EU und Belarus: „Hybridkrieg“ auf Kosten der Geflüchteten

Urte March/Susanne Kühn, Infomail 1169, 11. November 2021

Tausende Geflüchtete hängen mittlerweile in der Grenze zwischen Belarus und den benachbarten EU-Staaten Polen, Lettland und Litauen bei Kälte, ohne ausreichende Lebensmittel und ohne Gesundheitsversorgung fest. Sie leben faktisch im Niemandsland. Verzweifelt versuchen immer wieder größere Gruppen, das angeblich humanitäre Ufer der EU zu erreichen – und werden dort von den polnischen oder anderen Sicherheitskräften brutal abgefangen und zurückgetrieben. Polen hat einen massiven Grenzzaun zum Schutz der Festung Europa hochgezogen und entlang der Grenze einen drei Kilometer langen De-facto-Sperrstreifen gebildet. Selbst jene Menschen, die es mit größter Anstrengung bis nach Deutschland schaffen, sollen an den Grenzen abgefangen werden.

Folgt man der polnischen, lettischen oder deutschen Regierung, der EU-Kommission oder dem US-Präsidenten, liegt die Sache klar. Belarus führe mit Putins Unterstützung einen „hybriden Angriff“ auf die EU. Die Geflüchteten würden, so der für sich genommen durchaus zutreffende Vorwurf, von Lukaschenko missbraucht. Dessen Zynismus will die EU offenkundig selbst nicht nachstehen. Dass die Geflüchteten als politische Manövriermasse benutzt werden, reicht ihr als Vorwand dafür, selbst tausende Geflüchtete zurückzuschicken, ihnen jede elementare Versorgung zu verweigern und selbst die Reste des Asylrechts vorzuenthalten, indem etwaige Anträge erst gar nicht angenommen werden.

An der Grenze zwischen Weißrussland und seinen EU-Nachbarn Polen, Lettland und Litauen herrscht auf jeden Fall ein Krieg – nämlich der gegen die Flüchtlinge.
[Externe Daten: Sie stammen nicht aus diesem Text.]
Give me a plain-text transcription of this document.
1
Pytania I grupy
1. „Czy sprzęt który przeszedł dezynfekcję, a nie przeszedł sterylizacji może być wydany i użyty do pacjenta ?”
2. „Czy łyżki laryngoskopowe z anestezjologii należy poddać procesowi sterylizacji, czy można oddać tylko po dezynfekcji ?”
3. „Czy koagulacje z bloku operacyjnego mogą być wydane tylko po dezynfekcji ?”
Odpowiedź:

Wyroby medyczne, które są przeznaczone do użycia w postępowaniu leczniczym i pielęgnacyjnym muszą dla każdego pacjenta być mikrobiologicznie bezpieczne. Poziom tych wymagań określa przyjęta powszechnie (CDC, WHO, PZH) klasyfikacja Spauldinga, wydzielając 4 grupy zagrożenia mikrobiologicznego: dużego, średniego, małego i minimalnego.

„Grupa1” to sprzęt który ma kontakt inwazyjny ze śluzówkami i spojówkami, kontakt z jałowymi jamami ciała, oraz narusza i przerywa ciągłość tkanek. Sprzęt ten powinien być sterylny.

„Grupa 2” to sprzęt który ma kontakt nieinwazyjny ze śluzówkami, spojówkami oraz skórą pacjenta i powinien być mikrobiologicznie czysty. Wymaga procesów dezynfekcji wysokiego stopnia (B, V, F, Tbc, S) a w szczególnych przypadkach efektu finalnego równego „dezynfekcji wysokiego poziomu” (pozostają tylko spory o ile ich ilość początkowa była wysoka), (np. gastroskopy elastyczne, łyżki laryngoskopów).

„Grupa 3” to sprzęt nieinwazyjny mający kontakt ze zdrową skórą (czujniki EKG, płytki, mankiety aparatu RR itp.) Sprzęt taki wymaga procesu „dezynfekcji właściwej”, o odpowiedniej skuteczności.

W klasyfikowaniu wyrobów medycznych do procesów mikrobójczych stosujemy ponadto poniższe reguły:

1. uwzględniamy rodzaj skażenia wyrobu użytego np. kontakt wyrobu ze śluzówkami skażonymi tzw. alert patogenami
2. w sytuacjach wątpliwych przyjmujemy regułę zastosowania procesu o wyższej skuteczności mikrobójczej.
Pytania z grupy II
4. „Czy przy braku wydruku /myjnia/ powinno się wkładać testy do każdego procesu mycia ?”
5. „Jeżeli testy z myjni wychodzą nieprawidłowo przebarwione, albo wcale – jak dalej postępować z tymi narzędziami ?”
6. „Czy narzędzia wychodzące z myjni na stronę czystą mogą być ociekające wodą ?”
Die Menschen aus dem globalen Süden werden wieder einmal als Spielfiguren in einem brutalen zwischenstaatlichen Machtkampf benutzt.

Die sog. Welle

Seit dem Frühsommer berichten benachbarte EU-Länder und bürgerliche Medien von einer „Welle“ von Flüchtlingen, die versuchen, ihre Grenzen von Belarus aus zu überqueren, um Asyl zu beantragen. AugenzeugInnen und GrenzpolizistInnen bestätigen, dass belarussische Sicherheitskräfte den Transport zur Grenze organisieren und die Menschen mit dem Versprechen, sie nach Europa zu bringen, zur Überfahrt ermutigen.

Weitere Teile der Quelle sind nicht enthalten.